Whether you attribute it to the #metoo movement or to the growing demand for fairer involvement by women in the entertainment industry or whether it would have happened regardless: You can use The Favourite as an example of a great movie featuring powerhouse performances from three excellent women.
Emma Stone, Olivia Coleman and Rachel Weisz are fantastic throughout and bring to life a story about love, power and betrayal that will shock, intrigue and best of all make you laugh. As for the Bechdel test, this movie passes with flying colours. In fact, it doesn’t rely upon a single man to hold together the story. This is about the three central women and they hold the film ably.

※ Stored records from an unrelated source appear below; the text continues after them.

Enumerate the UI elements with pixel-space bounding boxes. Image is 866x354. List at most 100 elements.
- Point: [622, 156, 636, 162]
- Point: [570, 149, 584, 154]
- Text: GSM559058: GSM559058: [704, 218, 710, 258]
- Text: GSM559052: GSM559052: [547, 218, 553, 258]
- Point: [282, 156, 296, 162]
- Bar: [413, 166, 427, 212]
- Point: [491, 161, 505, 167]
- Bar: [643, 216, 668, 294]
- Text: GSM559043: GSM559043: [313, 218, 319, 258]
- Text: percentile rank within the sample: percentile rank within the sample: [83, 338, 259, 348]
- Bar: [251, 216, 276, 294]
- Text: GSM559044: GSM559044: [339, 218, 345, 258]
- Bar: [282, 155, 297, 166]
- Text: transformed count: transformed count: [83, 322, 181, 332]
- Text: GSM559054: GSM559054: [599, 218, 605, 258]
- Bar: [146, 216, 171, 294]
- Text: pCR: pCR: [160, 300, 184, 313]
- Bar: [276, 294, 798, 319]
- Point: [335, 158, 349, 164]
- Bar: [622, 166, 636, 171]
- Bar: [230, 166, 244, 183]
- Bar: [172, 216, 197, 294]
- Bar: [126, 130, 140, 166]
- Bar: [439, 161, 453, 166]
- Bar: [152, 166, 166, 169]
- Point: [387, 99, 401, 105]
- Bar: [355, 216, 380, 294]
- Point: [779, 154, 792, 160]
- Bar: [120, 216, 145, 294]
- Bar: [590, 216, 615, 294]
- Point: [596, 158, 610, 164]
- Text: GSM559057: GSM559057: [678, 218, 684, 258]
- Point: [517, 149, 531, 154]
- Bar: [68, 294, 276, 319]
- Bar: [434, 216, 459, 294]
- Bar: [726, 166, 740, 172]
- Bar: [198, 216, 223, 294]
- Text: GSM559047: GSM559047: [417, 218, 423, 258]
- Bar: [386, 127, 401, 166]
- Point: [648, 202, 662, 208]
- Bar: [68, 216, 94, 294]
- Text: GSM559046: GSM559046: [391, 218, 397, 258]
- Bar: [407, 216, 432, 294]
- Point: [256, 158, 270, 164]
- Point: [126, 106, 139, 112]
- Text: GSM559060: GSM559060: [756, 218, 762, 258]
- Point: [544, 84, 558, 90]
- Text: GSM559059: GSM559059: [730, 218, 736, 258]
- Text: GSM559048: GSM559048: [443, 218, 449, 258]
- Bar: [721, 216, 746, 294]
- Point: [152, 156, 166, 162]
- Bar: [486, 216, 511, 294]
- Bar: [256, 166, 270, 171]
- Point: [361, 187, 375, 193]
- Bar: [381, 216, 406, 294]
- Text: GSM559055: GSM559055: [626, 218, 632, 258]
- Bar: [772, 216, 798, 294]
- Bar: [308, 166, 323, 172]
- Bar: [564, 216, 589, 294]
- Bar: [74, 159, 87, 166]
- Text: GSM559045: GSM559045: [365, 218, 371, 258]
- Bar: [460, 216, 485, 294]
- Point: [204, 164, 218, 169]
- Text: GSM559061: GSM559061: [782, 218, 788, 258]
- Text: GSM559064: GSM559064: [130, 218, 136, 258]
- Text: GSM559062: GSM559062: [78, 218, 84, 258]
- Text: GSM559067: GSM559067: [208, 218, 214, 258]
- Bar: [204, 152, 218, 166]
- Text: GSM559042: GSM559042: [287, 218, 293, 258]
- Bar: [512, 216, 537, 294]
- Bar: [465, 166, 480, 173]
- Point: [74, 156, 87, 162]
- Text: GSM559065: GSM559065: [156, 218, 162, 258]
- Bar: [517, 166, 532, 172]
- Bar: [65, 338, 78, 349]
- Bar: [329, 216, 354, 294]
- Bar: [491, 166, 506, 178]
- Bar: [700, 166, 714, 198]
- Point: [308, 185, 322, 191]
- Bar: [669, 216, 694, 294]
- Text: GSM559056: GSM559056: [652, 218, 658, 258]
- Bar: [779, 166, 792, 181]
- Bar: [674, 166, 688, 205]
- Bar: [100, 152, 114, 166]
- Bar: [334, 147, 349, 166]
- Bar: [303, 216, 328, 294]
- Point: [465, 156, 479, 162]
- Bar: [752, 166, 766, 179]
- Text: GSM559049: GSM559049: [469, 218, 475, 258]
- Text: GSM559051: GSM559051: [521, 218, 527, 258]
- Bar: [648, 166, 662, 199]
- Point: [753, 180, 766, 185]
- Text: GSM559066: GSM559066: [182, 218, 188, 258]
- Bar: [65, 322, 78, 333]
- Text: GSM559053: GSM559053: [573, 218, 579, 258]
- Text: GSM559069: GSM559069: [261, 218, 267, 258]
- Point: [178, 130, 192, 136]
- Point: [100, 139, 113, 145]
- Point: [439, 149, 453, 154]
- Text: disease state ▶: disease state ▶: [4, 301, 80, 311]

Olivia Coleman is Queen Anne, a fairly unhinged royal who is leaving the running of the country to her right hand woman and the politicians. Coleman is the star of the movie, managing to balance and tread the fine line between complete farce and out-right comedy for something much more dramatic. Queen Anne is a complicated figure and her hysteria has deeper meanings and reasons, which this movie explores subtly rather than just playing her off as a crazy queen.
It leaves Rachel Weisz’s Lady Sarah to pretty much run the royal household, being the initial “favourite” of the Queen. Weisz relishes the hard, cold and brutally dismissive role and she disappears into it well. At first a character you will dislike, the plot manages to help you find sympathy as she begins to contend with an interloper who has found a way of her own into the favouritism of Queen Anne.
This is where Emma Stone’s Abigail enters. At first seemingly out-of-depth and out-of-place, through minor revelations you realise she is a person to watch and not to underestimate. Stone manages to slowly transform as the movie rolls along and goes from the naive, young handmaiden to something much more calculated. The flip of the two “favourites” as they fight for the place at the side of Queen Anne is done masterfully and subtly.
That rivalry and their political manoeuvring is the best aspect of the movie. Manipulation of Queen Anne, the politicians and each other makes for a compelling game of cat and mouse, with the roles reversing from scene to scene. The movie manages to flip your allegiances with each new moment and all three actresses clearly revel in the roles, both when being funny but also when being dramatic and there are very well-staged, darker undertones to the movie too.
Overall, The Favourite is a great, female-led movie which brings an effective mix of comedy and dark drama. The rivalry between Stone and Weisz is played perfectly, with great unexpected moments, but it is Olivia Coleman who manages to steal the movie with a larger than life but finely balanced portrayal of Queen Anne.